[Efficacy of hemostatic puncture closing device for hemostasis and early ambulation after coronary angiography and angioplasty: results of a multicenter trial]

Abstract

To assess the efficacy and safety of a hemostatic puncture closing device for reducing patient immobilization after cardiac catheterization from a percutaneous femoral artery approach, we conducted a prospective, randomized trial at 4 participating centers. A total of 240 patients (183 men, 57 women, mean age 61 +/- 10 yr; 157 patients underwent diagnostic angiography, 83 patients underwent coronary angioplasty) were randomized to either the device group (n = 120) or the manual compression group (n = 120). There were no statistical differences in age, gender, weight or sheath size between the 2 groups. A 7, 8F sheath was used in 53 patients of the device group and in 43 patients of the manual compression group. One hundred and two patients (85%) in the device group and 96 patients (80%) in the manual compression group received heparin. Protamine was used in one patient of the device group and 23 patients of the manual compression group. Activated clotting time just prior to sheath removal was 206 +/- 64 sec in the device group and 170 +/- 47 sec in the manual compression group (p < 0.01).
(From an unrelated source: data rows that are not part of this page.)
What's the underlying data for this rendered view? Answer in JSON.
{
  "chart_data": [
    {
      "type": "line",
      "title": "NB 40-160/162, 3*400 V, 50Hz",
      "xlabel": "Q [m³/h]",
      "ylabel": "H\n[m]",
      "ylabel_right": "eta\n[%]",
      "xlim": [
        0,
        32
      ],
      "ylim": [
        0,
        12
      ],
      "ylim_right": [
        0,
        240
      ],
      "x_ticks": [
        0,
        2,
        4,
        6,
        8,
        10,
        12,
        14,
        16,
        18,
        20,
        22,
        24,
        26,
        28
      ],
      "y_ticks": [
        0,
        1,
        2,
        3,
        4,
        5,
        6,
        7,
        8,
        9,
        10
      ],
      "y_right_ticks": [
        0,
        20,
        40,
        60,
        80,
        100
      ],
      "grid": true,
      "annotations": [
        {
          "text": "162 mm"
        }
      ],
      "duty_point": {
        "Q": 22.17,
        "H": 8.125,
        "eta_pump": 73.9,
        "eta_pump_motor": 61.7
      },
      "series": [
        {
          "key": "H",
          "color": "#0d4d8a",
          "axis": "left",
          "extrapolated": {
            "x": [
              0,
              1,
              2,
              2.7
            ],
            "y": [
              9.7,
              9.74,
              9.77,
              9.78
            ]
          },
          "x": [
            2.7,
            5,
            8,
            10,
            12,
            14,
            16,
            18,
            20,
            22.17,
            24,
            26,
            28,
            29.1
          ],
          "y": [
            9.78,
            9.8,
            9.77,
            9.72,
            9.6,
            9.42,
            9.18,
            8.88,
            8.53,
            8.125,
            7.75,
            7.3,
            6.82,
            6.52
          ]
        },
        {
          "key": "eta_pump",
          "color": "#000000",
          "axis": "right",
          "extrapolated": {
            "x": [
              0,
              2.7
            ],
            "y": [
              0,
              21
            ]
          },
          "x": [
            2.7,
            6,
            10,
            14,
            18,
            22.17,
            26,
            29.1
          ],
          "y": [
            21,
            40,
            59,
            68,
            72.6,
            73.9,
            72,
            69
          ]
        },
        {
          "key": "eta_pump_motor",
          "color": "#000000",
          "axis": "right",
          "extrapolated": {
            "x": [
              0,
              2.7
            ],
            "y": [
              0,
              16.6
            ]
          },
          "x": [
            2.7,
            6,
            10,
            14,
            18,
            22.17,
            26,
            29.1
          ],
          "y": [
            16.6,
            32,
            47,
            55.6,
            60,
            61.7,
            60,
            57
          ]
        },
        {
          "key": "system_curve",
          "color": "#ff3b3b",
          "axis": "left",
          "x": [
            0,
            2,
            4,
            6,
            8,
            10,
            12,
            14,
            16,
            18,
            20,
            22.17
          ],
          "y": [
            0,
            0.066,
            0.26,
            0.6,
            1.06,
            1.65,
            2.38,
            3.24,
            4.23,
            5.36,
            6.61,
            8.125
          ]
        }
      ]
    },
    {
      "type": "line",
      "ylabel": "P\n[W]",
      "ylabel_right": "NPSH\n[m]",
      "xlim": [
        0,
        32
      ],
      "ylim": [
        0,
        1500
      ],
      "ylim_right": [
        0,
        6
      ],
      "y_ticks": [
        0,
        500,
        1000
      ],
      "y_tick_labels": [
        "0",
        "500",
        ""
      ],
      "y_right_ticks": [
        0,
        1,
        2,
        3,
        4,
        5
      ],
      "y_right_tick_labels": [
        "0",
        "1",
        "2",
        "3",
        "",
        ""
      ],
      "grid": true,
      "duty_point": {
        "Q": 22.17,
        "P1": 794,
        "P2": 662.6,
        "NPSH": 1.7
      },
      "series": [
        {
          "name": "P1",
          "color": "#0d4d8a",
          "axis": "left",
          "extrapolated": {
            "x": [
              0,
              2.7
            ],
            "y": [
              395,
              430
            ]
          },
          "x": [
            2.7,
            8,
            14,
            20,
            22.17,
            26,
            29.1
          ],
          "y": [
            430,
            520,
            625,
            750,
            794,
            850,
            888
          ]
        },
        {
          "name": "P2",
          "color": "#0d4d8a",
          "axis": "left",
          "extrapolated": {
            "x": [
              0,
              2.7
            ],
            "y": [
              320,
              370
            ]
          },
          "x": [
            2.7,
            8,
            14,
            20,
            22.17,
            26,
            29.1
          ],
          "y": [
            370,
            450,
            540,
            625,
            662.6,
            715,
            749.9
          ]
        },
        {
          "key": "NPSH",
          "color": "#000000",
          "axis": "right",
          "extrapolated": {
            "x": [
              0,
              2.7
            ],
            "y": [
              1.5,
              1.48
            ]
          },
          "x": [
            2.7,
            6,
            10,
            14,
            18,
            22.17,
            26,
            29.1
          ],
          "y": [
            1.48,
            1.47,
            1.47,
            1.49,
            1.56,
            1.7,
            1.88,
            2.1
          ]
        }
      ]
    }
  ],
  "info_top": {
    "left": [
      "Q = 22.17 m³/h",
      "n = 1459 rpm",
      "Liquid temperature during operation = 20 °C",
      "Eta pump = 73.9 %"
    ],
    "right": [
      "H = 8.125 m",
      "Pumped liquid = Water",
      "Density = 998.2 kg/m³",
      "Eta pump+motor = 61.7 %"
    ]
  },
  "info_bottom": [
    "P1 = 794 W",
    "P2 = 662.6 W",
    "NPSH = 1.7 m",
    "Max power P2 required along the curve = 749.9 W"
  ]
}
Successful placement of the device was achieved in 118 of 120 patients (98%). Time to hemostasis was significantly shorter in the device group (0.8 +/- 3.2 vs 12.2 +/- 5.3 min, p < 0.01). Time to ambulation could be reduced in the device group (5.3 +/- 3.7 vs 10.9 +/- 5.1 hr, p < 0.01). The following complication rates occurred in the device group as compared with the manual compression group: hematoma, 16% vs 10%; bleeding, 8% vs 3%; pseudoaneurysm, 0% vs 1%, respectively. None of these differences was statistically significant. These results indicate that early ambulation using a hemostatic puncture closing device is feasible without significantly increasing the risk of peripheral vascular complications.